サンフランシスコのモリス通りにあるクラウドキッチンの拠点
サンフランシスコのモリス通りにあるクラウドキッチンの拠点 Photo:Jason Henry for The Wall Street Journal

 米ライドシェア大手ウーバーテクノロジーズ創業者のトラビス・カラニック氏は、最高経営責任者(CEO)時代、「ウーバーイーツ」のおかげで、食品宅配サービスの興隆を最前線で目にすることができた。同氏は次に手掛ける事業で、不動産を通じてこのブームにあやかろうとしている。

 カラニック氏は新事業「クラウドキッチン」で米国やインド、中国、英国などで割安な不動産物件を買い上げている。人口密度の高い地域に隣接した物件を取得し、多少多く払ってでも出前を望む消費者向けに宅配専門の食品を用意する商用キッチン、もしくはミニ倉庫とすることがその狙いだ。

 資本を注ぎ込み、または新規レストランを開店するリスクを背負わずに、新たな料理のコンセプトに挑戦したいシェフなどがテナント候補になる。こうした「ゴーストキッチン(ネット宅配を利用した実店舗を持たないレストラン)」は、調理能力の拡大や店舗から離れた場所にも料理を届けたい既存のレストランにとっても魅力だろう。

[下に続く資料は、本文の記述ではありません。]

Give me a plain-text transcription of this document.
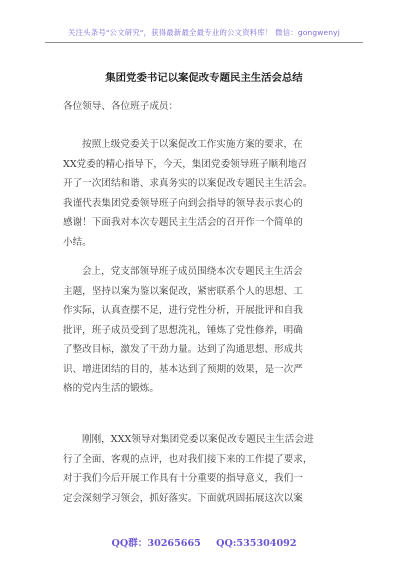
关注头条号"公文研究"，获得最新最全最专业的公文资料库！ 微信：gongwenyj
集团党委书记以案促改专题民主生活会总结
各位领导、各位班子成员：
按照上级党委关于以案促改工作实施方案的要求，在
XX党委的精心指导下，今天，集团党委领导班子顺利地召
开了一次团结和谐、求真务实的以案促改专题民主生活会。
我谨代表集团党委领导班子向到会指导的领导表示衷心的
感谢！下面我对本次专题民主生活会的召开作一个简单的
小结。
会上，党支部领导班子成员围绕本次专题民主生活会
主题，坚持以案为鉴以案促改，紧密联系个人的思想、工
作实际，认真查摆不足，进行党性分析，开展批评和自我
批评，班子成员受到了思想洗礼，锤炼了党性修养，明确
了整改目标，激发了干劲力量。达到了沟通思想、形成共
识、增进团结的目的，基本达到了预期的效果，是一次严
格的党内生活的锻炼。
刚刚，XXX领导对集团党委以案促改专题民主生活会进
行了全面、客观的点评，也对我们接下来的工作提了要求，
对于我们今后开展工作具有十分重要的指导意义，我们一
定会深刻学习领会，抓好落实。下面就巩固拓展这次以案
QQ群：30265665 QQ:535304092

 ここに商機を見いだしているのはカラニック氏だけではない。こうしたゴーストキッチンを手掛ける企業にはリーフ・テクノロジーズなどがあり、同社はクラウドキッチンより多くの資金を調達している。リーフの投資家には、ソフトバンクグループ傘下のビジョン・ファンドやアルファベットのベンチャー部門GVが支援するキッチン・ユナイテッドなどが名を連ねる。

 食品宅配ビジネス自体は競争が非常に激しい。このビジネスモデルを手掛けるグラブハブの株価は先頃、さえない決算が嫌気され、40%も急落した。収益悪化の背景には、未上場で資金豊富な競合のドアダッシュが市場シェアを伸ばしており、激しい競争にさらされていることがある。モバイル決済会社スクエアは、食品宅配部門のキャビアを見限り、ドアダッシュに売却した。カラニック氏が共同で創業したウーバーには、ウーバーイーツがある。